The gateway requires an API key (or JWT) by default. Compose now requires CORDUM_API_KEY to be set before startup. Production mode (CORDUM_ENV=production or CORDUM_PRODUCTION=true) always fails to start without API keys configured. For local-only testing, you can opt out by setting CORDUM_ALLOW_INSECURE_NO_AUTH=1 (not allowed in production).

To override:

cp .env.example .env
# generate a key (requires openssl)
export CORDUM_API_KEY="$(openssl rand -hex 32)"
# set a tenant for requests
export CORDUM_TENANT_ID=default

HTTP requests must include X-API-Key and X-Tenant-ID; gRPC uses metadata x-api-key. The default tenant is TENANT_ID (defaults to default in compose). WebSocket stream auth uses Sec-WebSocket-Protocol: cordum-api-key, <base64url> plus ?tenant_id=<tenant> (the dashboard handles this automatically).

The default Compose stack embeds the API key into the dashboard config for local development (CORDUM_DASHBOARD_EMBED_API_KEY=true). Remove that variable in shared environments to require manual auth.

Production mode (CORDUM_ENV=production) requires TLS for HTTP/gRPC and for Redis/NATS clients. Metrics endpoints bind to loopback in production unless you set GATEWAY_METRICS_PUBLIC=1.

For multiple API keys, set CORDUM_API_KEYS (comma-separated or JSON). Example:

CORDUM_API_KEYS=key-a,key-b

API keys support JSON metadata for roles/tenants/expiry, for example:

CORDUM_API_KEYS='[{"key":"k1","role":"admin","tenant":"default","expires_at":"2030-01-01T00:00:00Z"}]'

To rotate keys without a restart, set CORDUM_API_KEYS_PATH to a file with the same content; the gateway reloads on change.

Enterprise deployments (multi-tenant keys, RBAC, SSO, SIEM export) are configured in the enterprise repo.

Config Mounts

Compose mounts:

  • config/pools.yaml
  • config/timeouts.yaml
  • config/safety.yaml
  • config/nats.conf (NATS server config; tune sync_interval for JetStream durability)

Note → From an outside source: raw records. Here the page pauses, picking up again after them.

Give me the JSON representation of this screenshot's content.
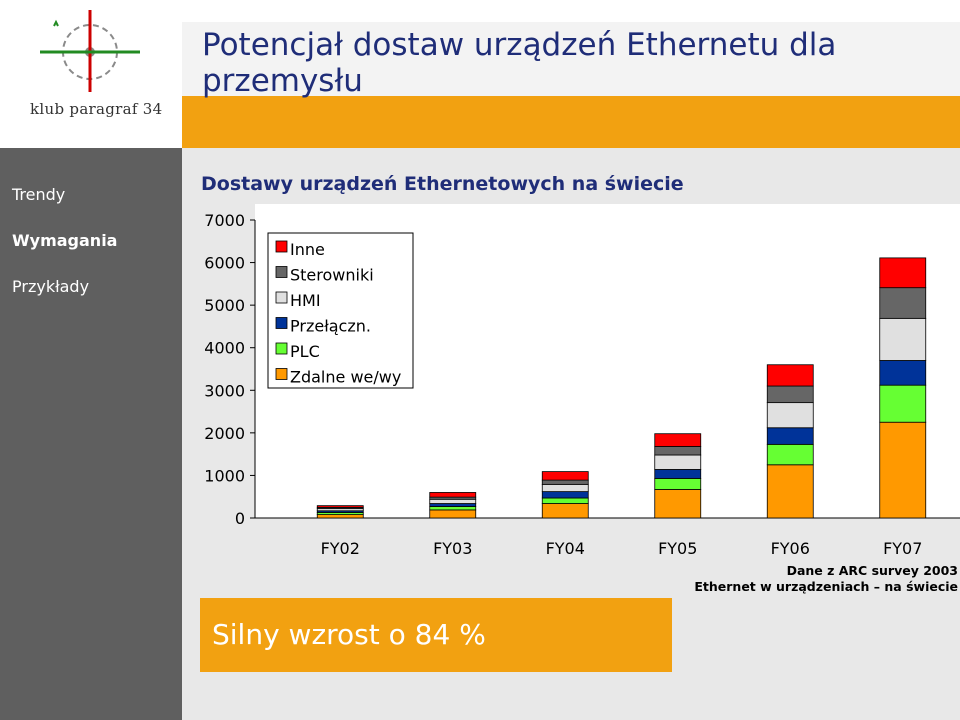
{
  "logo": {
    "caption": "klub paragraf 34",
    "icon": "gear-icon"
  },
  "slide": {
    "title": "Potencjał dostaw urządzeń Ethernetu dla przemysłu"
  },
  "nav": {
    "items": [
      {
        "label": "Trendy",
        "active": false
      },
      {
        "label": "Wymagania",
        "active": true
      },
      {
        "label": "Przykłady",
        "active": false
      }
    ]
  },
  "colors": {
    "panel": "#5f5f5f",
    "accent": "#f2a111",
    "title": "#1f2d78"
  },
  "callout": {
    "text": "Silny wzrost o 84 %"
  },
  "chart_data": {
    "type": "bar",
    "stacked": true,
    "title": "Dostawy urządzeń Ethernetowych  na świecie",
    "categories": [
      "FY02",
      "FY03",
      "FY04",
      "FY05",
      "FY06",
      "FY07"
    ],
    "ylim": [
      0,
      7000
    ],
    "yticks": [
      0,
      1000,
      2000,
      3000,
      4000,
      5000,
      6000,
      7000
    ],
    "grid": false,
    "legend_position": "top-left",
    "series": [
      {
        "name": "Zdalne we/wy",
        "color": "#ff9900",
        "values": [
          80,
          190,
          340,
          670,
          1250,
          2250
        ]
      },
      {
        "name": "PLC",
        "color": "#66ff33",
        "values": [
          50,
          80,
          130,
          260,
          480,
          870
        ]
      },
      {
        "name": "Przełączn.",
        "color": "#003399",
        "values": [
          40,
          70,
          150,
          210,
          390,
          580
        ]
      },
      {
        "name": "HMI",
        "color": "#e0e0e0",
        "values": [
          50,
          100,
          170,
          340,
          590,
          990
        ]
      },
      {
        "name": "Sterowniki",
        "color": "#666666",
        "values": [
          30,
          50,
          100,
          200,
          390,
          720
        ]
      },
      {
        "name": "Inne",
        "color": "#ff0000",
        "values": [
          40,
          110,
          200,
          300,
          500,
          700
        ]
      }
    ],
    "source_notes": [
      "Dane z ARC survey 2003",
      "Ethernet w urządzeniach – na świecie"
    ]
  }
}
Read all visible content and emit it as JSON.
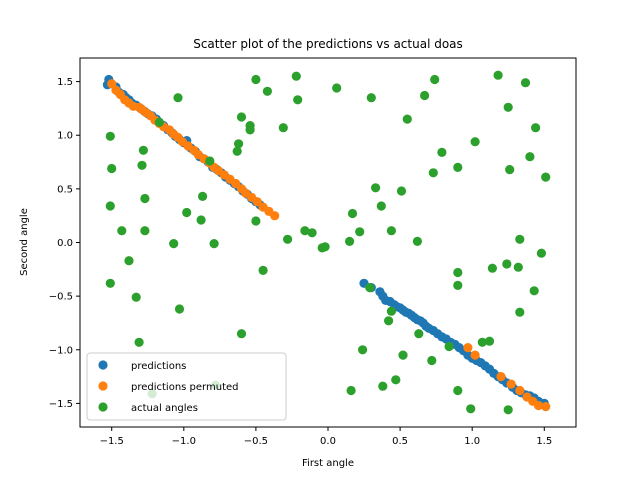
{
  "chart_data": {
    "type": "scatter",
    "title": "Scatter plot of the predictions vs actual doas",
    "xlabel": "First angle",
    "ylabel": "Second angle",
    "xlim": [
      -1.72,
      1.72
    ],
    "ylim": [
      -1.72,
      1.72
    ],
    "xticks": [
      -1.5,
      -1.0,
      -0.5,
      0.0,
      0.5,
      1.0,
      1.5
    ],
    "xtick_labels": [
      "−1.5",
      "−1.0",
      "−0.5",
      "0.0",
      "0.5",
      "1.0",
      "1.5"
    ],
    "yticks": [
      -1.5,
      -1.0,
      -0.5,
      0.0,
      0.5,
      1.0,
      1.5
    ],
    "ytick_labels": [
      "−1.5",
      "−1.0",
      "−0.5",
      "0.0",
      "0.5",
      "1.0",
      "1.5"
    ],
    "grid": false,
    "legend_position": "lower-left",
    "series": [
      {
        "name": "predictions",
        "color": "#1f77b4",
        "points": [
          [
            -1.53,
            1.47
          ],
          [
            -1.52,
            1.52
          ],
          [
            -1.47,
            1.45
          ],
          [
            -1.45,
            1.4
          ],
          [
            -1.42,
            1.38
          ],
          [
            -1.4,
            1.35
          ],
          [
            -1.38,
            1.33
          ],
          [
            -1.36,
            1.3
          ],
          [
            -1.33,
            1.28
          ],
          [
            -1.3,
            1.25
          ],
          [
            -1.27,
            1.22
          ],
          [
            -1.25,
            1.2
          ],
          [
            -1.22,
            1.18
          ],
          [
            -1.19,
            1.15
          ],
          [
            -1.17,
            1.12
          ],
          [
            -1.14,
            1.09
          ],
          [
            -1.11,
            1.05
          ],
          [
            -1.08,
            1.02
          ],
          [
            -1.06,
            0.99
          ],
          [
            -1.03,
            0.96
          ],
          [
            -1.0,
            0.93
          ],
          [
            -0.98,
            0.95
          ],
          [
            -0.95,
            0.88
          ],
          [
            -0.92,
            0.85
          ],
          [
            -0.89,
            0.8
          ],
          [
            -0.86,
            0.78
          ],
          [
            -0.83,
            0.75
          ],
          [
            -0.8,
            0.7
          ],
          [
            -0.77,
            0.68
          ],
          [
            -0.74,
            0.65
          ],
          [
            -0.71,
            0.61
          ],
          [
            -0.68,
            0.58
          ],
          [
            -0.65,
            0.55
          ],
          [
            -0.62,
            0.52
          ],
          [
            -0.59,
            0.48
          ],
          [
            -0.56,
            0.45
          ],
          [
            -0.53,
            0.41
          ],
          [
            -0.5,
            0.38
          ],
          [
            -0.47,
            0.35
          ],
          [
            0.25,
            -0.38
          ],
          [
            0.3,
            -0.42
          ],
          [
            0.36,
            -0.46
          ],
          [
            0.38,
            -0.5
          ],
          [
            0.4,
            -0.54
          ],
          [
            0.43,
            -0.55
          ],
          [
            0.46,
            -0.58
          ],
          [
            0.48,
            -0.6
          ],
          [
            0.5,
            -0.61
          ],
          [
            0.52,
            -0.63
          ],
          [
            0.54,
            -0.65
          ],
          [
            0.56,
            -0.66
          ],
          [
            0.58,
            -0.68
          ],
          [
            0.6,
            -0.7
          ],
          [
            0.62,
            -0.72
          ],
          [
            0.64,
            -0.73
          ],
          [
            0.66,
            -0.75
          ],
          [
            0.68,
            -0.78
          ],
          [
            0.7,
            -0.8
          ],
          [
            0.73,
            -0.82
          ],
          [
            0.76,
            -0.85
          ],
          [
            0.79,
            -0.88
          ],
          [
            0.82,
            -0.9
          ],
          [
            0.85,
            -0.93
          ],
          [
            0.88,
            -0.95
          ],
          [
            0.91,
            -0.98
          ],
          [
            0.94,
            -1.01
          ],
          [
            0.97,
            -1.05
          ],
          [
            1.0,
            -1.08
          ],
          [
            1.03,
            -1.1
          ],
          [
            1.06,
            -1.12
          ],
          [
            1.09,
            -1.15
          ],
          [
            1.12,
            -1.18
          ],
          [
            1.15,
            -1.22
          ],
          [
            1.18,
            -1.25
          ],
          [
            1.21,
            -1.28
          ],
          [
            1.24,
            -1.31
          ],
          [
            1.28,
            -1.35
          ],
          [
            1.31,
            -1.38
          ],
          [
            1.34,
            -1.4
          ],
          [
            1.37,
            -1.42
          ],
          [
            1.4,
            -1.43
          ],
          [
            1.43,
            -1.45
          ],
          [
            1.46,
            -1.48
          ],
          [
            1.5,
            -1.5
          ]
        ]
      },
      {
        "name": "predictions permuted",
        "color": "#ff7f0e",
        "points": [
          [
            -1.5,
            1.48
          ],
          [
            -1.47,
            1.42
          ],
          [
            -1.44,
            1.38
          ],
          [
            -1.41,
            1.33
          ],
          [
            -1.38,
            1.3
          ],
          [
            -1.35,
            1.27
          ],
          [
            -1.31,
            1.26
          ],
          [
            -1.29,
            1.24
          ],
          [
            -1.26,
            1.21
          ],
          [
            -1.23,
            1.18
          ],
          [
            -1.2,
            1.14
          ],
          [
            -1.17,
            1.11
          ],
          [
            -1.14,
            1.08
          ],
          [
            -1.1,
            1.05
          ],
          [
            -1.07,
            1.01
          ],
          [
            -1.04,
            0.98
          ],
          [
            -1.01,
            0.94
          ],
          [
            -0.97,
            0.9
          ],
          [
            -0.93,
            0.86
          ],
          [
            -0.9,
            0.82
          ],
          [
            -0.86,
            0.78
          ],
          [
            -0.82,
            0.74
          ],
          [
            -0.79,
            0.7
          ],
          [
            -0.76,
            0.67
          ],
          [
            -0.72,
            0.63
          ],
          [
            -0.68,
            0.59
          ],
          [
            -0.64,
            0.55
          ],
          [
            -0.6,
            0.5
          ],
          [
            -0.57,
            0.46
          ],
          [
            -0.53,
            0.42
          ],
          [
            -0.49,
            0.38
          ],
          [
            -0.45,
            0.33
          ],
          [
            -0.41,
            0.29
          ],
          [
            -0.37,
            0.25
          ],
          [
            0.97,
            -0.98
          ],
          [
            1.02,
            -1.05
          ],
          [
            1.2,
            -1.25
          ],
          [
            1.27,
            -1.32
          ],
          [
            1.33,
            -1.38
          ],
          [
            1.38,
            -1.44
          ],
          [
            1.42,
            -1.48
          ],
          [
            1.46,
            -1.52
          ],
          [
            1.51,
            -1.53
          ]
        ]
      },
      {
        "name": "actual angles",
        "color": "#2ca02c",
        "points": [
          [
            -1.51,
            0.99
          ],
          [
            -1.5,
            0.69
          ],
          [
            -1.51,
            0.34
          ],
          [
            -1.51,
            -0.38
          ],
          [
            -1.43,
            0.11
          ],
          [
            -1.38,
            -0.17
          ],
          [
            -1.33,
            -0.51
          ],
          [
            -1.31,
            -0.93
          ],
          [
            -1.29,
            0.72
          ],
          [
            -1.28,
            0.86
          ],
          [
            -1.27,
            0.41
          ],
          [
            -1.27,
            0.11
          ],
          [
            -1.22,
            -1.41
          ],
          [
            -1.17,
            1.12
          ],
          [
            -1.07,
            -0.01
          ],
          [
            -1.03,
            -0.62
          ],
          [
            -1.04,
            1.35
          ],
          [
            -0.98,
            0.28
          ],
          [
            -0.88,
            0.21
          ],
          [
            -0.87,
            0.43
          ],
          [
            -0.82,
            0.76
          ],
          [
            -0.79,
            -0.01
          ],
          [
            -0.78,
            -1.33
          ],
          [
            -0.63,
            0.85
          ],
          [
            -0.62,
            0.92
          ],
          [
            -0.6,
            -0.85
          ],
          [
            -0.6,
            1.17
          ],
          [
            -0.54,
            1.09
          ],
          [
            -0.54,
            1.05
          ],
          [
            -0.5,
            1.52
          ],
          [
            -0.5,
            0.2
          ],
          [
            -0.45,
            -0.26
          ],
          [
            -0.42,
            1.41
          ],
          [
            -0.31,
            1.07
          ],
          [
            -0.28,
            0.03
          ],
          [
            -0.22,
            1.55
          ],
          [
            -0.21,
            1.33
          ],
          [
            -0.16,
            0.11
          ],
          [
            -0.11,
            0.09
          ],
          [
            -0.04,
            -0.05
          ],
          [
            -0.02,
            -0.04
          ],
          [
            0.06,
            1.44
          ],
          [
            0.15,
            0.01
          ],
          [
            0.17,
            0.27
          ],
          [
            0.16,
            -1.38
          ],
          [
            0.22,
            0.1
          ],
          [
            0.24,
            -1.0
          ],
          [
            0.29,
            -0.42
          ],
          [
            0.3,
            1.35
          ],
          [
            0.33,
            0.51
          ],
          [
            0.37,
            0.34
          ],
          [
            0.38,
            -1.34
          ],
          [
            0.42,
            -0.73
          ],
          [
            0.44,
            0.11
          ],
          [
            0.44,
            -0.64
          ],
          [
            0.47,
            -1.28
          ],
          [
            0.51,
            0.48
          ],
          [
            0.52,
            -1.05
          ],
          [
            0.55,
            1.15
          ],
          [
            0.62,
            0.01
          ],
          [
            0.63,
            -0.85
          ],
          [
            0.67,
            1.37
          ],
          [
            0.72,
            -1.1
          ],
          [
            0.73,
            0.65
          ],
          [
            0.74,
            1.52
          ],
          [
            0.79,
            0.84
          ],
          [
            0.84,
            -0.97
          ],
          [
            0.9,
            0.7
          ],
          [
            0.9,
            -0.28
          ],
          [
            0.9,
            -0.4
          ],
          [
            0.9,
            -1.38
          ],
          [
            0.99,
            -1.55
          ],
          [
            1.02,
            0.94
          ],
          [
            1.07,
            -0.93
          ],
          [
            1.12,
            -0.92
          ],
          [
            1.14,
            -0.24
          ],
          [
            1.18,
            1.56
          ],
          [
            1.24,
            -0.2
          ],
          [
            1.25,
            -1.56
          ],
          [
            1.25,
            1.26
          ],
          [
            1.26,
            0.68
          ],
          [
            1.32,
            -0.23
          ],
          [
            1.33,
            0.03
          ],
          [
            1.33,
            -0.65
          ],
          [
            1.37,
            1.49
          ],
          [
            1.4,
            0.8
          ],
          [
            1.43,
            -0.45
          ],
          [
            1.44,
            1.07
          ],
          [
            1.48,
            -0.1
          ],
          [
            1.51,
            0.61
          ]
        ]
      }
    ]
  }
}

To adjust JetStream durability for local/dev, edit config/nats.conf and set sync_interval (lower values improve crash durability at the cost of throughput).

If you install policy bundles via packs, the safety kernel must have REDIS_URL set so it can load policy fragments from the config service (compose does this by default).